He continued, “And Mitt Romney today said he would not support him. And that has to be the case. Normally, you support your party’s nominee, but with somebody like Trump, if you say all the things you say about him, you’ve got to say, ‘No, I will not support him. I’ll go third party or I won’t vote in the presidential election.'”

Later, Brooks added, “I would say this is bigger than just one nomination. This is about the future of the Republican Party, and really the future of the country. For almost a century-and-a-half, the Republican Party has stood for a certain free market version of America, an America that’s about openness, that’s about markets, that’s about opportunity, and a definition of what this country is. Donald Trump offers a very contrasting image. It’s an image of closedness. It’s an image of building walls, of closing barriers, of authoritarian style of leadership.

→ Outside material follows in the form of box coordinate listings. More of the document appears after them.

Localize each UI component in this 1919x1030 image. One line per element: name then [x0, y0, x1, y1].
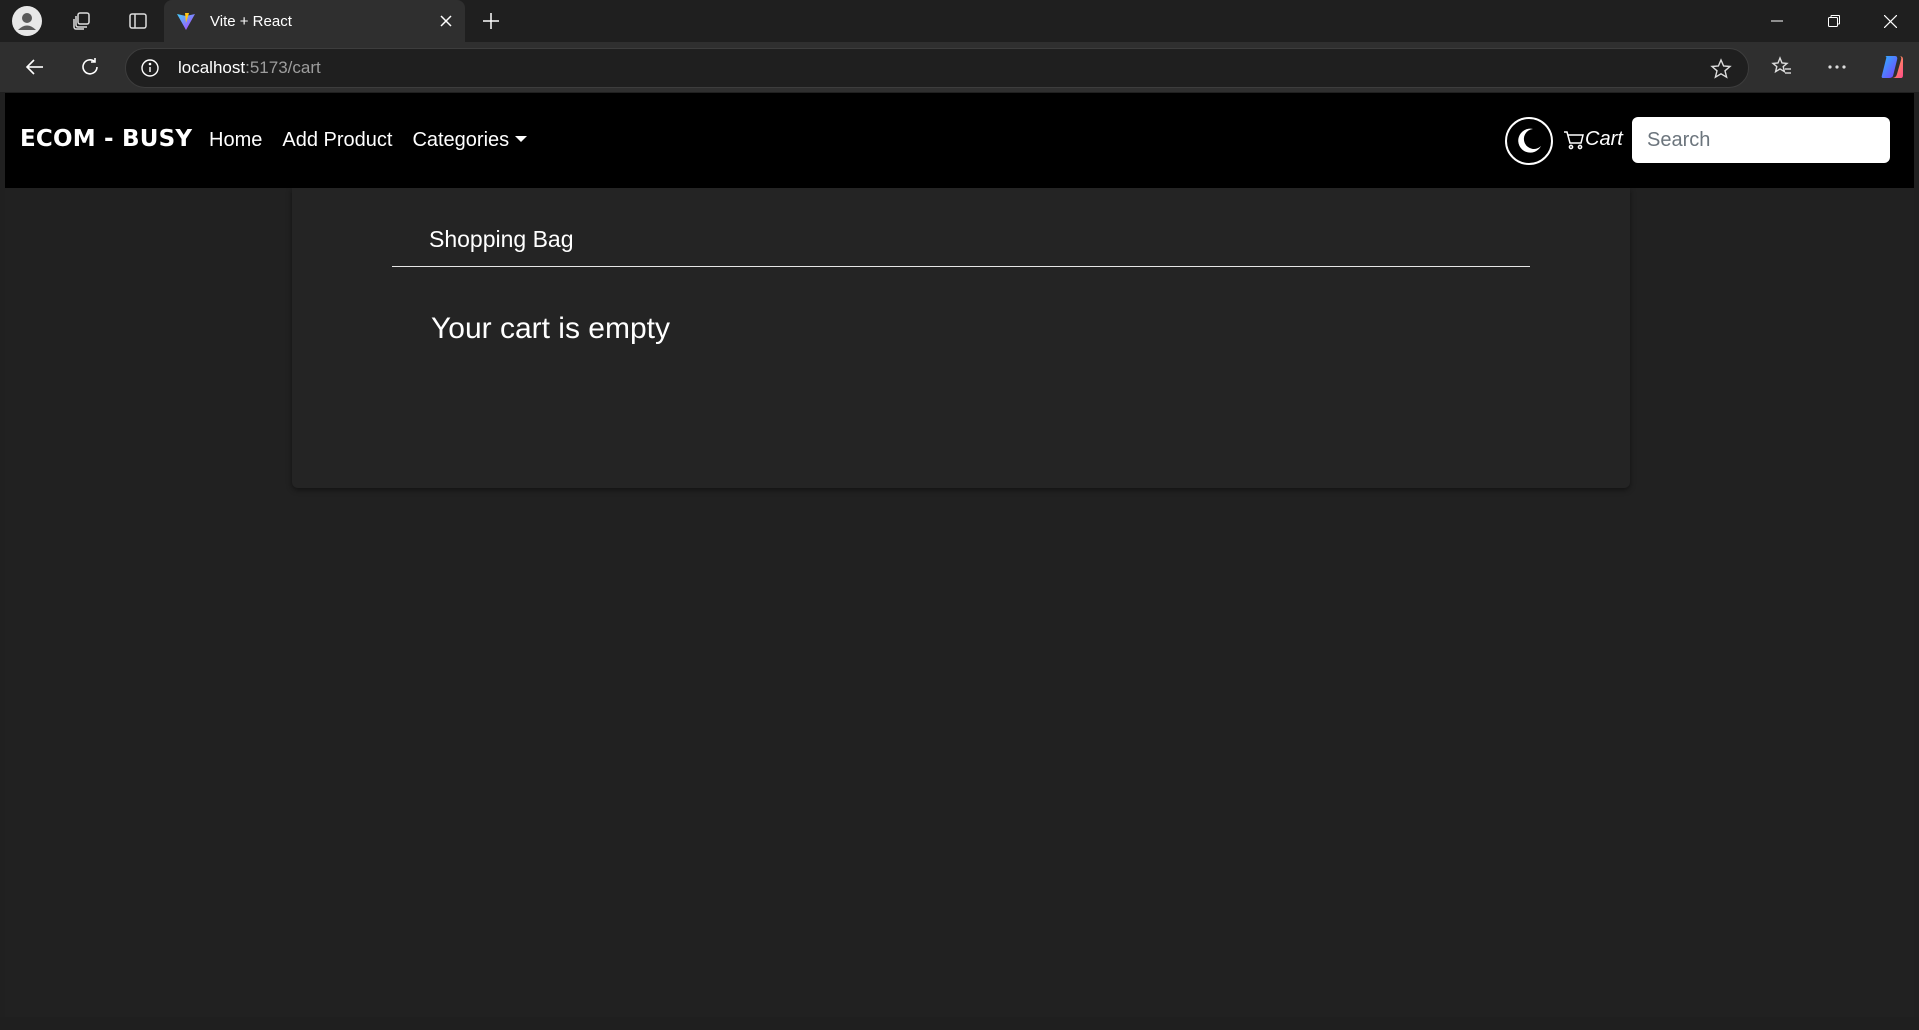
url-host: localhost [178, 58, 246, 77]
nav-categories-dropdown[interactable]: Categories [412, 129, 528, 152]
browser-toolbar: localhost:5173/cart [0, 42, 1919, 92]
restore-icon [1827, 15, 1840, 27]
cart-link[interactable]: Cart [1563, 128, 1623, 151]
copilot-icon [1881, 56, 1903, 78]
window-controls [1748, 0, 1919, 42]
back-icon [25, 59, 43, 75]
tab-actions-button[interactable] [110, 0, 166, 42]
url-path: :5173/cart [245, 58, 321, 77]
caret-down-icon [515, 136, 528, 142]
more-button[interactable] [1809, 42, 1864, 92]
workspaces-icon [73, 12, 90, 30]
tab-strip: Vite + React [0, 0, 1919, 42]
workspaces-button[interactable] [54, 0, 110, 42]
restore-button[interactable] [1805, 0, 1862, 42]
profile-button[interactable] [0, 0, 54, 42]
url-text[interactable]: localhost:5173/cart [178, 58, 321, 78]
window-close-button[interactable] [1862, 0, 1919, 42]
refresh-icon [81, 58, 98, 75]
back-button[interactable] [7, 42, 62, 92]
tab-actions-icon [129, 13, 147, 29]
search-input[interactable] [1632, 117, 1890, 163]
close-icon [1884, 14, 1897, 28]
favorites-icon [1770, 56, 1791, 74]
moon-icon [1518, 128, 1541, 153]
profile-icon [12, 6, 42, 36]
cart-label: Cart [1585, 128, 1623, 150]
close-icon[interactable] [439, 14, 453, 28]
minimize-button[interactable] [1748, 0, 1805, 42]
more-icon [1827, 65, 1846, 69]
brand-logo[interactable]: ECOM - BUSY [20, 126, 192, 152]
page-viewport: ECOM - BUSY Home Add Product Categories … [5, 93, 1914, 1017]
minimize-icon [1770, 20, 1783, 22]
favorites-button[interactable] [1754, 42, 1809, 92]
info-icon[interactable] [140, 58, 160, 78]
theme-toggle-button[interactable] [1505, 117, 1553, 165]
page-title: Shopping Bag [429, 226, 574, 252]
cart-icon [1564, 130, 1584, 149]
nav-links: Home Add Product Categories [209, 129, 547, 152]
refresh-button[interactable] [62, 42, 117, 92]
address-bar[interactable]: localhost:5173/cart [125, 48, 1749, 88]
nav-home-link[interactable]: Home [209, 129, 262, 152]
nav-add-product-link[interactable]: Add Product [282, 129, 392, 152]
taskbar-edge [0, 1017, 1919, 1030]
divider [392, 266, 1530, 267]
toolbar-right [1754, 42, 1919, 92]
categories-label: Categories [412, 129, 510, 151]
shopping-bag-card: Shopping Bag Your cart is empty [292, 188, 1630, 488]
empty-cart-message: Your cart is empty [431, 312, 670, 345]
new-tab-button[interactable] [476, 0, 506, 42]
copilot-button[interactable] [1864, 42, 1919, 92]
plus-icon [483, 13, 499, 29]
star-icon[interactable] [1710, 58, 1732, 80]
site-navbar: ECOM - BUSY Home Add Product Categories … [5, 93, 1914, 188]
active-tab[interactable]: Vite + React [164, 0, 465, 42]
vite-logo-icon [177, 13, 195, 30]
tab-title: Vite + React [210, 12, 292, 30]
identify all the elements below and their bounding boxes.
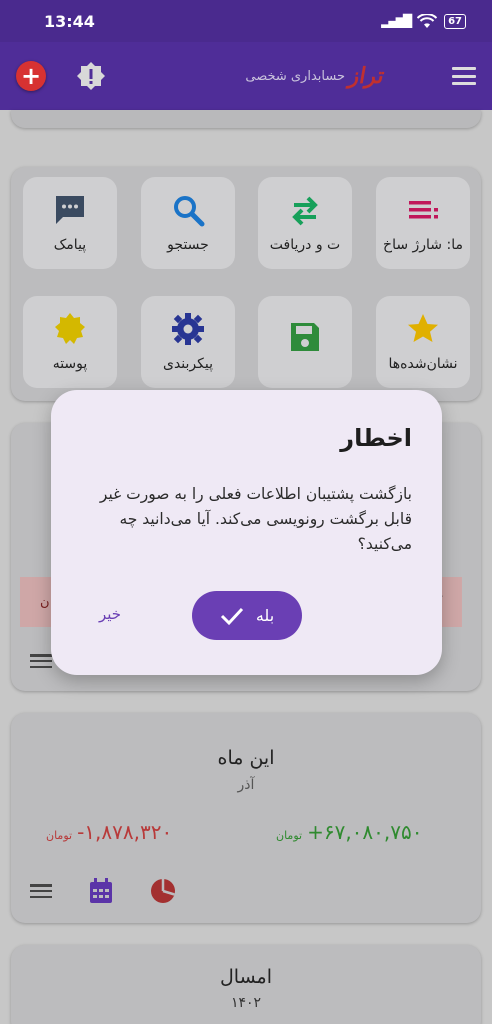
brand: حسابداری شخصی تراز	[245, 63, 476, 89]
tile-settings[interactable]: پیکربندی	[141, 296, 235, 388]
alert-badge-icon[interactable]	[76, 61, 106, 91]
tile-backup[interactable]	[258, 296, 352, 388]
currency-unit: تومان	[46, 829, 73, 842]
currency-unit: تومان	[276, 829, 303, 842]
tile-label: جستجو	[167, 237, 209, 253]
check-icon	[220, 607, 243, 625]
swap-icon	[292, 196, 318, 226]
list-icon[interactable]	[30, 654, 52, 668]
save-icon	[291, 323, 319, 351]
appbar-left-actions: +	[16, 61, 106, 91]
expense-value: -۱,۸۷۸,۳۲۰	[77, 820, 173, 844]
tile-transfers[interactable]: ت و دریافت	[258, 177, 352, 269]
dialog-title: اخطار	[340, 424, 412, 452]
warning-dialog: اخطار بازگشت پشتیبان اطلاعات فعلی را به …	[51, 390, 442, 675]
year-title: امسال	[220, 966, 272, 988]
star-icon	[408, 314, 438, 342]
signal-icon: ▂▄▆█	[381, 14, 412, 28]
tile-label: ما: شارژ ساخ	[383, 237, 463, 253]
top-card-bottom	[11, 110, 481, 128]
month-subtitle: آذر	[237, 777, 255, 793]
tile-search[interactable]: جستجو	[141, 177, 235, 269]
income-value: +۶۷,۰۸۰,۷۵۰	[307, 820, 423, 844]
dialog-message: بازگشت پشتیبان اطلاعات فعلی را به صورت غ…	[99, 485, 412, 553]
theme-icon	[55, 313, 85, 344]
confirm-label: بله	[255, 606, 275, 625]
tile-label: نشان‌شده‌ها	[388, 356, 458, 372]
chat-icon	[56, 196, 84, 224]
list-icon[interactable]	[30, 884, 52, 898]
menu-icon[interactable]	[452, 67, 476, 85]
add-button[interactable]: +	[16, 61, 46, 91]
gear-icon	[172, 313, 204, 345]
month-actions	[30, 878, 176, 904]
list-icon	[409, 201, 438, 219]
brand-subtitle: حسابداری شخصی	[245, 68, 345, 84]
status-time: 13:44	[44, 11, 95, 31]
confirm-button[interactable]: بله	[192, 591, 302, 640]
tile-label: پیکربندی	[162, 356, 213, 372]
tile-label: پوسته	[52, 356, 88, 372]
year-subtitle: ۱۴۰۲	[230, 995, 262, 1011]
status-icons: ▂▄▆█ 67	[381, 13, 466, 29]
month-income: تومان +۶۷,۰۸۰,۷۵۰	[276, 820, 423, 844]
wifi-icon	[417, 13, 438, 28]
status-bar: 13:44 ▂▄▆█ 67	[0, 0, 492, 42]
app-bar: + حسابداری شخصی تراز	[0, 42, 492, 110]
tile-theme[interactable]: پوسته	[23, 296, 117, 388]
tile-sms[interactable]: پیامک	[23, 177, 117, 269]
cancel-button[interactable]: خیر	[99, 605, 121, 623]
search-icon	[174, 196, 205, 227]
tile-charges[interactable]: ما: شارژ ساخ	[376, 177, 470, 269]
month-title: این ماه	[217, 747, 275, 769]
pie-chart-icon[interactable]	[150, 878, 176, 904]
tile-label: ت و دریافت	[269, 237, 341, 253]
calendar-icon[interactable]	[89, 878, 113, 904]
tile-label: پیامک	[53, 237, 87, 253]
battery-icon: 67	[444, 13, 466, 29]
month-expense: تومان -۱,۸۷۸,۳۲۰	[46, 820, 172, 844]
brand-logo: تراز	[346, 63, 387, 89]
tile-bookmarks[interactable]: نشان‌شده‌ها	[376, 296, 470, 388]
plus-icon: +	[20, 62, 42, 90]
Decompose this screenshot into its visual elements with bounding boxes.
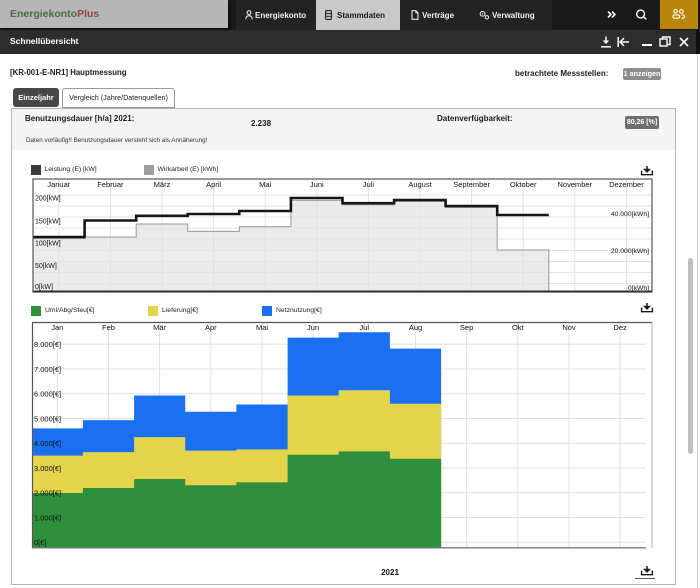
svg-text:8.000[€]: 8.000[€] [34, 340, 61, 349]
svg-text:20.000[kWh]: 20.000[kWh] [611, 248, 649, 255]
svg-text:Jan: Jan [51, 323, 63, 332]
svg-text:Mär: Mär [153, 323, 166, 332]
svg-text:Sep: Sep [460, 323, 473, 332]
svg-text:Februar: Februar [97, 180, 124, 189]
svg-text:4.000[€]: 4.000[€] [34, 439, 61, 448]
svg-text:Apr: Apr [205, 323, 217, 332]
svg-text:7.000[€]: 7.000[€] [34, 365, 61, 374]
svg-text:Juli: Juli [363, 180, 375, 189]
svg-text:200[kW]: 200[kW] [35, 196, 61, 203]
svg-text:40.000[kWh]: 40.000[kWh] [611, 211, 649, 218]
svg-text:Mai: Mai [259, 180, 271, 189]
svg-text:Jul: Jul [360, 323, 370, 332]
svg-text:April: April [206, 180, 221, 189]
svg-text:Jun: Jun [307, 323, 319, 332]
svg-text:0[€]: 0[€] [34, 538, 47, 547]
svg-text:0[kW]: 0[kW] [35, 284, 53, 291]
svg-text:Juni: Juni [310, 180, 324, 189]
svg-text:50[kW]: 50[kW] [35, 263, 57, 270]
svg-text:Feb: Feb [102, 323, 115, 332]
svg-text:2.000[€]: 2.000[€] [34, 489, 61, 498]
svg-text:Aug: Aug [409, 323, 422, 332]
svg-text:Nov: Nov [562, 323, 576, 332]
svg-text:3.000[€]: 3.000[€] [34, 464, 61, 473]
svg-text:6.000[€]: 6.000[€] [34, 390, 61, 399]
svg-text:Januar: Januar [47, 180, 70, 189]
svg-text:100[kW]: 100[kW] [35, 241, 61, 248]
svg-text:Mai: Mai [256, 323, 268, 332]
svg-text:November: November [557, 180, 592, 189]
svg-text:September: September [453, 180, 490, 189]
svg-text:5.000[€]: 5.000[€] [34, 415, 61, 424]
svg-text:1.000[€]: 1.000[€] [34, 514, 61, 523]
svg-text:März: März [154, 180, 171, 189]
svg-text:Oktober: Oktober [510, 180, 537, 189]
svg-text:150[kW]: 150[kW] [35, 219, 61, 226]
svg-text:Okt: Okt [512, 323, 525, 332]
svg-text:0[kWh]: 0[kWh] [628, 285, 649, 292]
svg-text:Dezember: Dezember [609, 180, 644, 189]
svg-text:August: August [408, 180, 432, 189]
svg-text:Dez: Dez [613, 323, 627, 332]
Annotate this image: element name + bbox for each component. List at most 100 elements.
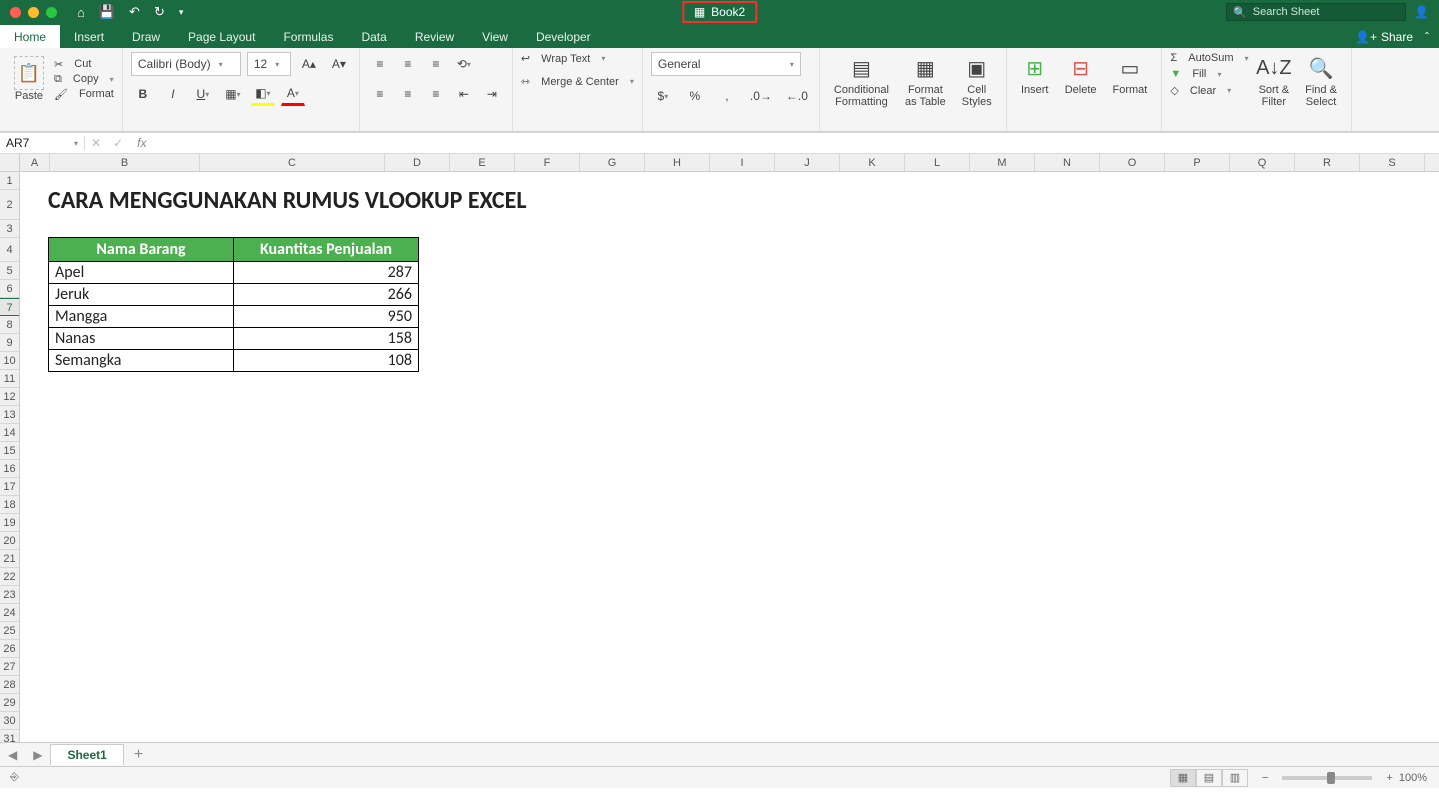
column-header[interactable]: A	[20, 154, 50, 171]
column-header[interactable]: B	[50, 154, 200, 171]
row-header[interactable]: 28	[0, 676, 19, 694]
clear-button[interactable]: ◇ Clear ▾	[1170, 84, 1248, 97]
align-left-icon[interactable]: ≡	[368, 82, 392, 106]
format-as-table-button[interactable]: ▦Format as Table	[899, 52, 952, 110]
format-cells-button[interactable]: ▭Format	[1107, 52, 1154, 98]
tab-home[interactable]: Home	[0, 25, 60, 48]
user-icon[interactable]: 👤	[1414, 5, 1429, 19]
bold-button[interactable]: B	[131, 82, 155, 106]
row-header[interactable]: 5	[0, 262, 19, 280]
column-header[interactable]: K	[840, 154, 905, 171]
row-header[interactable]: 14	[0, 424, 19, 442]
increase-font-icon[interactable]: A▴	[297, 52, 321, 76]
tab-draw[interactable]: Draw	[118, 25, 174, 48]
column-header[interactable]: I	[710, 154, 775, 171]
decrease-indent-icon[interactable]: ⇤	[452, 82, 476, 106]
tab-data[interactable]: Data	[347, 25, 400, 48]
border-button[interactable]: ▦▾	[221, 82, 245, 106]
row-header[interactable]: 24	[0, 604, 19, 622]
align-top-icon[interactable]: ≡	[368, 52, 392, 76]
row-header[interactable]: 19	[0, 514, 19, 532]
qat-dropdown-icon[interactable]: ▾	[179, 7, 184, 18]
row-header[interactable]: 1	[0, 172, 19, 190]
row-header[interactable]: 21	[0, 550, 19, 568]
row-header[interactable]: 20	[0, 532, 19, 550]
column-header[interactable]: D	[385, 154, 450, 171]
normal-view-icon[interactable]: ▦	[1170, 769, 1196, 787]
minimize-window-icon[interactable]	[28, 7, 39, 18]
row-header[interactable]: 11	[0, 370, 19, 388]
conditional-formatting-button[interactable]: ▤Conditional Formatting	[828, 52, 895, 110]
column-header[interactable]: H	[645, 154, 710, 171]
cancel-formula-icon[interactable]: ✕	[85, 136, 107, 150]
tab-page-layout[interactable]: Page Layout	[174, 25, 269, 48]
prev-sheet-icon[interactable]: ◀	[0, 748, 25, 762]
comma-icon[interactable]: ,	[715, 84, 739, 108]
column-header[interactable]: G	[580, 154, 645, 171]
fill-color-button[interactable]: ◧▾	[251, 82, 275, 106]
undo-icon[interactable]: ↶	[129, 4, 140, 20]
font-name-select[interactable]: Calibri (Body)▾	[131, 52, 241, 76]
column-header[interactable]: R	[1295, 154, 1360, 171]
name-box[interactable]: AR7▾	[0, 136, 85, 150]
select-all-corner[interactable]	[0, 154, 20, 171]
row-header[interactable]: 15	[0, 442, 19, 460]
currency-icon[interactable]: $▾	[651, 84, 675, 108]
column-header[interactable]: E	[450, 154, 515, 171]
find-select-button[interactable]: 🔍Find & Select	[1299, 52, 1343, 110]
row-header[interactable]: 26	[0, 640, 19, 658]
tab-insert[interactable]: Insert	[60, 25, 118, 48]
row-header[interactable]: 12	[0, 388, 19, 406]
row-header[interactable]: 9	[0, 334, 19, 352]
paste-button[interactable]: 📋 Paste	[8, 52, 50, 106]
row-header[interactable]: 16	[0, 460, 19, 478]
sort-filter-button[interactable]: A↓ZSort & Filter	[1253, 52, 1296, 110]
row-header[interactable]: 17	[0, 478, 19, 496]
align-center-icon[interactable]: ≡	[396, 82, 420, 106]
delete-cells-button[interactable]: ⊟Delete	[1059, 52, 1103, 98]
page-break-view-icon[interactable]: ▥	[1222, 769, 1248, 787]
confirm-formula-icon[interactable]: ✓	[107, 136, 129, 150]
number-format-select[interactable]: General▾	[651, 52, 801, 76]
column-header[interactable]: S	[1360, 154, 1425, 171]
column-header[interactable]: N	[1035, 154, 1100, 171]
increase-decimal-icon[interactable]: .0→	[747, 84, 775, 108]
underline-button[interactable]: U▾	[191, 82, 215, 106]
align-right-icon[interactable]: ≡	[424, 82, 448, 106]
row-header[interactable]: 2	[0, 190, 19, 220]
column-header[interactable]: M	[970, 154, 1035, 171]
row-header[interactable]: 31	[0, 730, 19, 742]
column-header[interactable]: F	[515, 154, 580, 171]
row-header[interactable]: 8	[0, 316, 19, 334]
row-header[interactable]: 7	[0, 298, 19, 316]
increase-indent-icon[interactable]: ⇥	[480, 82, 504, 106]
zoom-in-icon[interactable]: +	[1386, 772, 1392, 784]
column-header[interactable]: L	[905, 154, 970, 171]
zoom-out-icon[interactable]: −	[1262, 772, 1268, 784]
tab-review[interactable]: Review	[401, 25, 468, 48]
wrap-text-button[interactable]: ↩ Wrap Text ▾	[521, 52, 634, 65]
cut-button[interactable]: ✂ Cut	[54, 58, 114, 71]
format-painter-button[interactable]: 🖌 Format	[54, 88, 114, 101]
fx-icon[interactable]: fx	[129, 136, 154, 150]
align-middle-icon[interactable]: ≡	[396, 52, 420, 76]
percent-icon[interactable]: %	[683, 84, 707, 108]
page-layout-view-icon[interactable]: ▤	[1196, 769, 1222, 787]
row-header[interactable]: 25	[0, 622, 19, 640]
save-icon[interactable]: 💾	[99, 4, 115, 20]
sheet-tab[interactable]: Sheet1	[50, 744, 123, 765]
zoom-level[interactable]: 100%	[1399, 772, 1427, 784]
tab-formulas[interactable]: Formulas	[269, 25, 347, 48]
column-header[interactable]: C	[200, 154, 385, 171]
row-header[interactable]: 23	[0, 586, 19, 604]
tab-developer[interactable]: Developer	[522, 25, 605, 48]
cell-styles-button[interactable]: ▣Cell Styles	[956, 52, 998, 110]
column-header[interactable]: Q	[1230, 154, 1295, 171]
home-icon[interactable]: ⌂	[77, 5, 85, 20]
row-header[interactable]: 3	[0, 220, 19, 238]
next-sheet-icon[interactable]: ▶	[25, 748, 50, 762]
font-size-select[interactable]: 12▾	[247, 52, 291, 76]
insert-cells-button[interactable]: ⊞Insert	[1015, 52, 1055, 98]
merge-center-button[interactable]: ⇿ Merge & Center ▾	[521, 75, 634, 88]
tab-view[interactable]: View	[468, 25, 522, 48]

And so, the Republican Party’s future is at stake. And I think preserving that future in some coherent form is the number one task for the party. Ben Sasse, a senator, (R-NE) has said he’s going to — he’s advocating a temporary third party, just a conservative who could run for president. You’d split the right-wing vote, the conservative voted, and you’d lose the White House, but at least you”d preserve some integrity of the party and maybe preserve the Senate and the House of Representatives, if you can get some conservatives to show up for the polls. But that’s, I think, the frame in which to think, that it’s not just about one year. It’s about a long tradition in American politics which may be being replaced.”